The audio effects you get with OpenAL are:

pitch
pan
gain
that’s it

It’s a shame that OpenAL doesn’t provide more built-in effects or some equivalent of OpenGL’s shaders. HW accelerated or not – they could provide a lot of flexibility without having to rely on vendor-specific extensions.

With Superforce we had to make do with pitch shift where we really wanted a lowpass filter (in-game pause menu slows down the background music to 50%; this workaround actually turned out nice but lowpass or a combination of the two could have been even better). For the next game I decided to write my own audio mixer.

The actual sound mixing code turned out pretty well. Pitch shift was a bit tricky to get right. I also integrated the stb_vorbis decoder for streaming music. At first I was willing to keep using OpenAL as a backend since I already had it working. But OpenAL is a layer on top of Core Audio, so I couldn’t sleep well knowing that I could get rid of it…

So, Core Audio. With OpenAL, you play sounds. You can take your time. OpenAL will keep playing the sounds you already fired – no problem, no glitches. With Core Audio, it works the other way – you don’t call them, they call you. Like some sort of crime syndicate. And they will keep calling, whether you’re ready or not. You better be.

I got basic Core Audio output to work on the Mac pretty quickly but the setup wasn’t right. I was filling my mix buffer on the main thread and the Core Audio callback could come in to pick it up whenever it wanted. This was definitely going to cause problems when I’d start playing more sounds – sooner or later the callback was going to happen at a BAD TIME. Also, whenever the main thread got behind even a little bit during fullscreen transitions or loading, I could hear glitches – it didn’t fill the buffer quickly enough.

After a bit of research I settled on a more sophisticated approach. It is multithreaded and it gets me gapless playback even when loading a level or switching to fullscreen mode.
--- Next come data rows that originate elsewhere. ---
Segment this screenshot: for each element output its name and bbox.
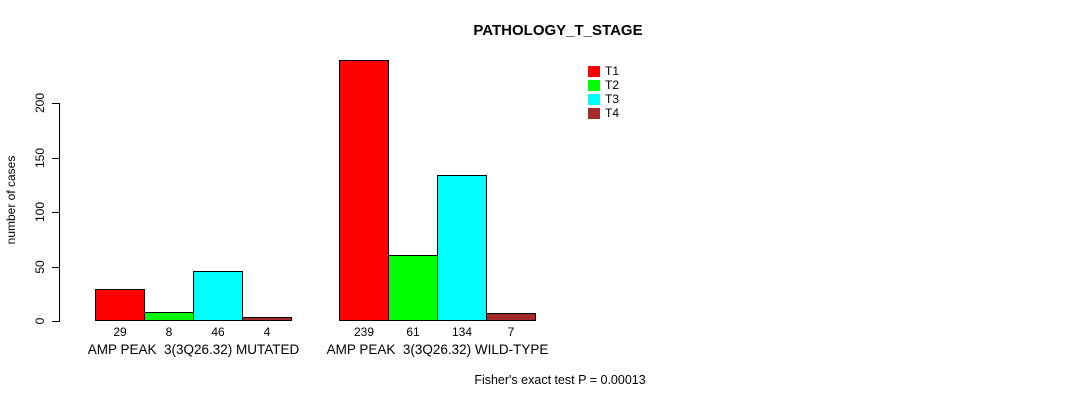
bar-value-label: 239 [353, 325, 375, 339]
bar-t1-group2 [339, 60, 389, 321]
chart-title: PATHOLOGY_T_STAGE [473, 22, 643, 39]
legend-label: T3 [605, 92, 620, 106]
legend-item-t1: T1 [588, 64, 619, 78]
bar-t3-group2 [437, 175, 487, 321]
bar-value-label: 46 [211, 325, 225, 339]
category-label-2: AMP PEAK 3(3Q26.32) WILD-TYPE [326, 342, 549, 357]
y-tick-label: 200 [33, 92, 47, 114]
y-tick-label: 0 [33, 317, 47, 325]
legend-swatch-t2 [588, 79, 600, 91]
fisher-test-annotation: Fisher's exact test P = 0.00013 [474, 373, 646, 387]
bar-value-label: 7 [507, 325, 515, 339]
y-tick-label: 100 [33, 201, 47, 223]
legend-swatch-t1 [588, 65, 600, 77]
bar-value-label: 4 [263, 325, 271, 339]
legend-swatch-t4 [588, 107, 600, 119]
legend-item-t3: T3 [588, 92, 619, 106]
bar-value-label: 134 [451, 325, 473, 339]
y-tick-mark [52, 321, 59, 322]
legend-label: T2 [605, 78, 620, 92]
bar-t3-group1 [193, 271, 243, 321]
y-axis-label: number of cases [4, 155, 18, 245]
bar-t4-group1 [242, 317, 292, 321]
legend-swatch-t3 [588, 93, 600, 105]
bar-value-label: 29 [113, 325, 127, 339]
y-tick-mark [52, 158, 59, 159]
bar-value-label: 61 [406, 325, 420, 339]
y-tick-label: 150 [33, 147, 47, 169]
y-axis-line [59, 103, 60, 322]
legend-label: T1 [605, 64, 620, 78]
bar-t4-group2 [486, 313, 536, 321]
bar-t2-group1 [144, 312, 194, 321]
bar-t2-group2 [388, 255, 438, 321]
legend-item-t2: T2 [588, 78, 619, 92]
legend-label: T4 [605, 106, 620, 120]
y-tick-label: 50 [33, 260, 47, 274]
legend: T1 T2 T3 T4 [588, 64, 619, 120]
bar-t1-group1 [95, 289, 145, 321]
category-label-1: AMP PEAK 3(3Q26.32) MUTATED [87, 342, 300, 357]
y-tick-mark [52, 267, 59, 268]
legend-item-t4: T4 [588, 106, 619, 120]
y-tick-mark [52, 212, 59, 213]
bar-value-label: 8 [165, 325, 173, 339]
y-tick-mark [52, 103, 59, 104]
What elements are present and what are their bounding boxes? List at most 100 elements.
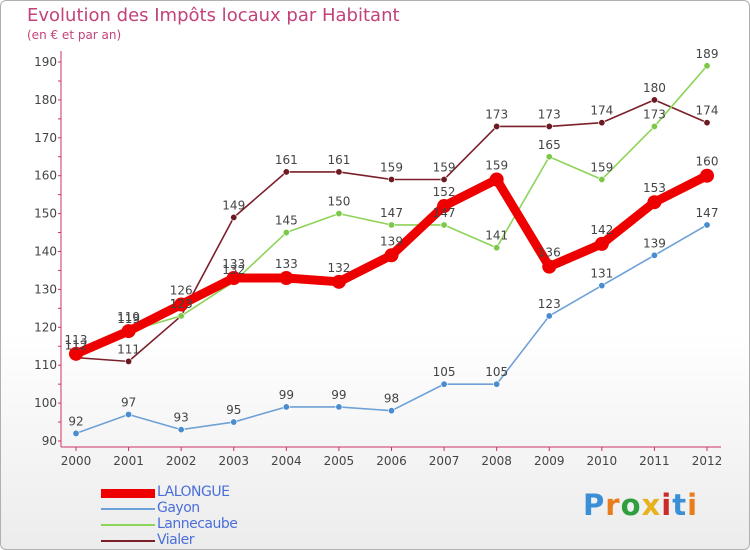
data-point-gayon [177, 426, 185, 434]
data-label-gayon: 99 [279, 388, 294, 402]
data-label-lalongue: 119 [117, 310, 140, 324]
data-point-gayon [335, 403, 343, 411]
data-label-gayon: 97 [121, 395, 136, 409]
data-label-vialer: 173 [485, 107, 508, 121]
x-tick-label: 2011 [639, 454, 670, 468]
data-label-lalongue: 160 [696, 155, 719, 169]
data-label-lalongue: 152 [433, 185, 456, 199]
data-label-vialer: 161 [327, 153, 350, 167]
data-label-gayon: 93 [174, 411, 189, 425]
data-point-lannecaube [493, 244, 501, 252]
data-point-gayon [493, 380, 501, 388]
data-point-lalongue [542, 259, 557, 274]
legend-label-vialer: Vialer [157, 532, 195, 548]
data-point-gayon [387, 407, 395, 415]
y-tick-label: 160 [34, 169, 57, 183]
data-label-lannecaube: 159 [590, 160, 613, 174]
legend-swatch-gayon [101, 508, 155, 510]
data-label-lalongue: 126 [170, 284, 193, 298]
x-tick-label: 2002 [166, 454, 197, 468]
data-label-gayon: 99 [331, 388, 346, 402]
data-label-lalongue: 132 [327, 261, 350, 275]
data-point-lalongue [279, 271, 294, 286]
data-point-lannecaube [703, 62, 711, 70]
x-tick-label: 2010 [587, 454, 618, 468]
logo-letter: t [672, 488, 688, 522]
x-tick-label: 2003 [218, 454, 249, 468]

MAIN THREAD (GAME LOOP) → PLAY SOUND 1 → PLAY SOUND 2 → VSYNC, RENDER → REPEAT
MIXER THREAD → GET CURRENT SOUNDS → MIX INTO A FREE BUFFER → WAIT A BIT → REPEAT
CORE AUDIO CALLBACK → GET A FULL BUFFER FROM MIXER → USE IT TO FILL CORE AUDIO BUFFER → RETURN

The threads communicate using lock-free queues.

The game thread starts and stops sounds by sending commands into a lock-free queue.
The mixer thread reads from that queue and updates its internal information; then it gets a new empty buffer and mixes the sounds into it. When the buffer is filled it is put on another lock-free queue.
The Core Audio callback is called by the OS. It gets a full buffer from the buffer queue and just copies that into the destination Core Audio buffer. The size of the buffers coming from the mixer may differ from Core Audio, so it keeps a “cursor” inside the current source buffer.

There are several variables I can adjust:

Buffer size (currently 512 samples, matching Core Audio)
Buffer count (currently 3)
Mixer thread update frequency (currently 100Hz)

The latency is ~30ms, which is about two frames at 60FPS. I think that’s fine. I should probably add another thread dedicated to reading audio streams from disk and decoding to avoid problems with slow disk access. Some people still have HDDs…

In general, I’m quite happy with this. Ironically, my new mixer can still do only pitch, pan and gain but I now have the option to write my own sound effects, because I control the whole thing.